With a fulminant form, clinical symptoms do not have time to manifest, and the death of mice occurs unexpectedly and fast. The subacute form represents the classical form of ectromelia: in such cases in animals, mainly on the head, tail and legs develop skin lesions. The skin is edematous, hyperemic, with small focal hemorrhages, which are covered with dry crusts. Subsequently, on the fingers, ears and tail, foci of necrosis are formed, covered with dark brown crusts, which then disappear. Sometimes amputation of limbs or phalanges of the fingers and tail occurs, thus the name ectromelia given to this virus.

== Prevention and treatment ==
To avoid infection of the colony with the ectromelia virus, it is necessary to regularly test the colony and monitor the health of mice. To eradicate the virus in the colony, quarantine must be established and reproduction stopped. Vaccination also helps eliminate the problem of virus infection.

The animal house must be thoroughly cleaned and disinfected, preferably with gaseous formalin or vaporized hydrogen peroxide. Ectromelia virus can survive for 11 days at room temperature in blood. All other animal house materials should be discarded as hazardous waste (incinerated) or autoclaved. Autoclaving, formalin treatment, and common disinfectants will inactivate the ectromelia virus, as will desiccation or detergents.

== Epidemiology ==
The disease has spread throughout the world, but its occurrence is sporadic and rare.
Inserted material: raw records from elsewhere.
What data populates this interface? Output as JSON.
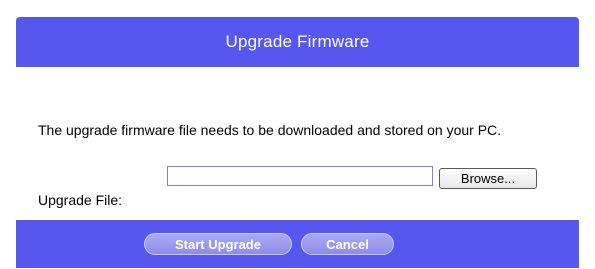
{
  "header": {
    "title": "Upgrade Firmware"
  },
  "description": "The upgrade firmware file needs to be downloaded and stored on your PC.",
  "upgrade_file": {
    "label": "Upgrade File:",
    "value": "",
    "browse_label": "Browse..."
  },
  "footer": {
    "start_label": "Start Upgrade",
    "cancel_label": "Cancel"
  },
  "colors": {
    "accent": "#5557ee",
    "button_fill": "#9c9df0"
  }
}
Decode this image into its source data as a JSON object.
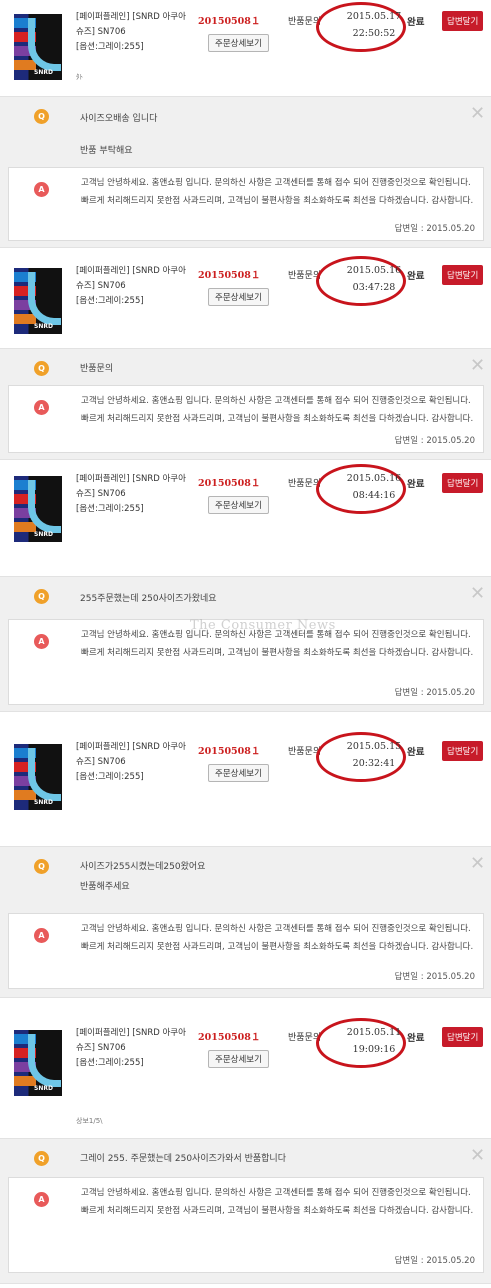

There are several named strains of ectromelia virus that vary in virulence, including NIH-79, Wash-U, Moscow, Hampstead, St. Louis-69, Beijing-70, and Ishibashi I–III.

The mousepox model presents an opportunity to study the components of the immune system that are required for an efficient immunological response to a natural poxvirus infection in a well-understood animal model that can be further manipulated by targeted inactivation or expression of genes.